The deceased resided in a nursing home and the family home was rented to tenants at the time of their death.
The deceased was suffering from a condition at the date of their death and due to the condition their financial affairs were in disarray.
Communication between the branches of the family has been difficult and decisions in relation to the property have all taken longer because of the lack of connection between the families.
Settlement occurred over two years after the date of death.
Relevant legislative provisions
Income Tax Assessment Act 1997 Subsection 118-195(1)
Reasons for decision
Subsection 118-195(1) of the ITAA 1997 states that if you are an individual who owns a dwelling in a capacity as trustee of a deceased estate, then you are exempt from tax on any capital gain made on the disposal of the property if:
· The property was acquired by the deceased on or after 20 September 1985 and the property was the deceased's main residence just before the deceased's death and was not then being used for the purpose of producing assessable income; or the property was acquired by the deceased before 20 September 1985; and
· your ownership interest ends within 2 years of the deceased's death (the Commissioner has discretion to extend this period in certain circumstances).
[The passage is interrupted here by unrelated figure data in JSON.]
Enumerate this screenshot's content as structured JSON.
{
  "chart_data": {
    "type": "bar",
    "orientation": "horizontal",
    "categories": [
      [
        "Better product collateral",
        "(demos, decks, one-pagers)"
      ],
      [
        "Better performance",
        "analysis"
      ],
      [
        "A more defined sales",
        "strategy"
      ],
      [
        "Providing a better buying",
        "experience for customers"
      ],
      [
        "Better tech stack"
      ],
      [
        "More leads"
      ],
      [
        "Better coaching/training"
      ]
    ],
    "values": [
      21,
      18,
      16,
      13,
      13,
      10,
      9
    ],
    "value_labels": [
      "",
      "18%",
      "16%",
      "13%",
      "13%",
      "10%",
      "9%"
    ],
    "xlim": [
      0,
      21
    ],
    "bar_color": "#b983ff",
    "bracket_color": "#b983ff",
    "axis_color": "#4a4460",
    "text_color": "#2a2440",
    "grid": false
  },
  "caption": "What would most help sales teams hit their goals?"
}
The Commissioner can exercise his discretion in situations such as where:
· the ownership of a dwelling or a will is challenged;
· the complexity of a deceased estate delays the completion of administration of the estate;
· a trustee or beneficiary is unable to attend to the deceased estate due to unforeseen or serious personal circumstances arising during the two-year period (for example, the taxpayer or a family member has a severe illness or injury); or
· settlement of a contract of sale over the dwelling is unexpectedly delayed or falls through for circumstances outside the beneficiary or trustee's control
Due to the complexity of the deceased estate the property was unable to be sold within two years of the deceased's death.
Having considered the relevant facts, the Commissioner is able to apply his discretion under subsection 118-195(1) of the ITAA 1997 and allow an extension to the 2 year time limit.